Even the bands who break from this mold are somewhat confined by their limited perspective; until you visit Ethiopia, your only understanding of the abject misery of people in poverty is based on maudlin Sally Struthers commercials and UNICEF boxes at Halloween.
This single fact is part of what makes the music of Dutch punk stalwarts the Ex so important; not only does the band seamlessly synthesize the music of indigenous cultures into their music; the band also regularly visits Africa and other developing nations to speak directly to the people they aim to speak for.
The band formed in the late `70s, energized by the burgeoning punk rock movement as well as looking for a way to express their own frustrations with the staggering social injustice of `70s Amsterdam. According to the band, the police in particular were brutal to disaffected youth, many of which were seething in a sea of unemployment and unaffordable high rent. The band incorporated the same collective mentality as Crass, seeing their anarcho-socialist views and their music as indelibly connected.
Though the band has regularly released material, most recently through Touch and Go, much of the band's material was originally issued on limited cassette or vinyl and was seemingly lost to the general public. This long-awaited singles package finally unearths some of those precious singles to hopefully immortalize them as the crucial works that they are.

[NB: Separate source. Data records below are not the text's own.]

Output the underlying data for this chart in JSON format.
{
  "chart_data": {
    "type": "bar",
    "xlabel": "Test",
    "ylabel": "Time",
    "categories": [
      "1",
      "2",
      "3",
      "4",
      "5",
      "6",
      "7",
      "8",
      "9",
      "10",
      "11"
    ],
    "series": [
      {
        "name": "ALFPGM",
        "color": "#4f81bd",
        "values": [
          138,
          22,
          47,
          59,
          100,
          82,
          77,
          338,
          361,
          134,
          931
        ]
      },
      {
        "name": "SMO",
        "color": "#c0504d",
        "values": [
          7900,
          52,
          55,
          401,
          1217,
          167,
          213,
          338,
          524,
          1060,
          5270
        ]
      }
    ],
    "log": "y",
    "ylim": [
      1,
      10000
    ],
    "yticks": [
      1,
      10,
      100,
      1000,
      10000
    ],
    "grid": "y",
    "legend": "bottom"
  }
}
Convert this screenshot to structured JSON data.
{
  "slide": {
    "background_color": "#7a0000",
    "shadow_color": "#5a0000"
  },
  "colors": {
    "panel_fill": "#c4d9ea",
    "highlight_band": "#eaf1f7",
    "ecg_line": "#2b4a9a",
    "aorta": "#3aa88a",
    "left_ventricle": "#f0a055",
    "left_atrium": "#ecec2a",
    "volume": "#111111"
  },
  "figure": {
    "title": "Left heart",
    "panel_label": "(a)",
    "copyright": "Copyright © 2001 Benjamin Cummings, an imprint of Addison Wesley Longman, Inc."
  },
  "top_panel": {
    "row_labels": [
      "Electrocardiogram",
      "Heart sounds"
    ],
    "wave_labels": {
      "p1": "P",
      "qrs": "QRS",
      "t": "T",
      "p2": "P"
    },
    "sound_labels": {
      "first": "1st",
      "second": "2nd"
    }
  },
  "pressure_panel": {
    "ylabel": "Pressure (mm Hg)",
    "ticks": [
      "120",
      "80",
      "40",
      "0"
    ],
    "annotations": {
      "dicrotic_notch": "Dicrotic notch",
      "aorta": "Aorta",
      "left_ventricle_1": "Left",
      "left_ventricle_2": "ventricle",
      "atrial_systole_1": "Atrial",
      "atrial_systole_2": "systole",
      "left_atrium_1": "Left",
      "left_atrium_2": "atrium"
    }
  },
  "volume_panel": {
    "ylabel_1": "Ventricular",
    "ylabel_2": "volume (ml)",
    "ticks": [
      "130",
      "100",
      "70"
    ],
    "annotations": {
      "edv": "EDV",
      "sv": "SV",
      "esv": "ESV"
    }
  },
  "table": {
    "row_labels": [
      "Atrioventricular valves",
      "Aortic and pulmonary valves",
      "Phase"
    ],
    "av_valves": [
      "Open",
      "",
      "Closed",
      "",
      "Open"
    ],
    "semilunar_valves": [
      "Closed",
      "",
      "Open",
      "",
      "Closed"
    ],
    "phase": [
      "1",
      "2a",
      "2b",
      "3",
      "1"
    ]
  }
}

Organized chronologically, the album begins in much of the same spirit as their American and British peers: Simple three-chord punk rock with that steady 1-2 drumbeat, but by the end of the album much of the future sound of the band is clear; elements of early industrial music like Einstürzende Neubauten begin to show up, as well as moments of jazz and folk, elements which defined later albums like the particularly wonderful Starters/Alternators and Turn, which took the same sort of progressive left turns as the band with which they are most often compared: Fugazi.
Though the sound had not taken shape in that early era, much of the band's political views were seared into the lyrics even then; album opener "Human Car" lashes out against commodification, "Weapons for El Salvador" takes the Ronald Reagan administration to task for the brutal results of his attempts to use the nation as a wedge between the Sandinistas and the Cubans.
Politically and musically incendiary, the Ex is a challenging and difficult band, even today. Singles. Period. is not music designed for background listening; the steep progression over the album, unconventional sounds and brutally honest lyrics demand attention and deserve yours.